ЗОЛОТАЯ САБЛЯ

Если бы адмирал Александр Колчак не дал втянуть себя в политику и не возглавил белогвардейское правительство в Омске, он бы остался в памяти потомков как один из самых выдающихся военачальников России наряду с Суворовым, Кутузовым, Ушаковым, Нахимовым. Но судьба распорядилась иначе.Сегодня мы публикуем отрывок из нового романа "Верховный правитель". Его автор - известный писатель Валерий Поволяев, которому в эти дни исполняется 60 лет. Речь в предлагаемом фрагменте идет о событиях 1917 года на Черноморском флоте, которым успешно командовал Колчак.
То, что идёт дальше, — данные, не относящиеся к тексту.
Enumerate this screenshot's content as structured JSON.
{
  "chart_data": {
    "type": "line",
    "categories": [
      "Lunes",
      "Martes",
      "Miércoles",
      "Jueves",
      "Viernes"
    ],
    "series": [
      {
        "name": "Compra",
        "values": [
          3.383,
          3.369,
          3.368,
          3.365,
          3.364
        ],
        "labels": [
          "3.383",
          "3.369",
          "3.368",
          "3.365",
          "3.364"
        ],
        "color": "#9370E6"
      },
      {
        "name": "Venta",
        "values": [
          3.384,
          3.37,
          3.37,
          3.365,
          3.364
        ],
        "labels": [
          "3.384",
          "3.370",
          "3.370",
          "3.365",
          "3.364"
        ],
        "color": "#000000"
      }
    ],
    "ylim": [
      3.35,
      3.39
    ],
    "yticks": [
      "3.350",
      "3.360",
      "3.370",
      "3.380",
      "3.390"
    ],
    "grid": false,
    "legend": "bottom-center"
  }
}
Но вот сюда приезжает делегация "братишек" с Балтики...

Колчак дома не появлялся, он находился на корабле - ему было стыдно, он боялся увидеть глаза Сонечки, глаза своего сына, который все уже понимал, он боялся унижения... А его унижали. И вот вместо него командовать Черноморским флотом повелели Лукину.
Лукин был обычным адмиралом, который звезд с неба не хватал, особо ничем не выделялся, с одним орлом на погонах, почему именно его предпочли матросы, было непонятно. В конце концов Лукин так Лукин. Командовать ордой Колчак не хотел, да и не мог - это было противно. Жаль, он поддался Керенскому, Гучкову, Смирнову, другим и не ушел с флота.
И так противны были ему всякие революции с контрреволюциями, что, будь его воля, он свалил бы их в одну яму, облил керосином и подпалил бы... Оставаться командующим больше было нельзя. Колчак вызвал к себе Смирнова, начальника штаба флота.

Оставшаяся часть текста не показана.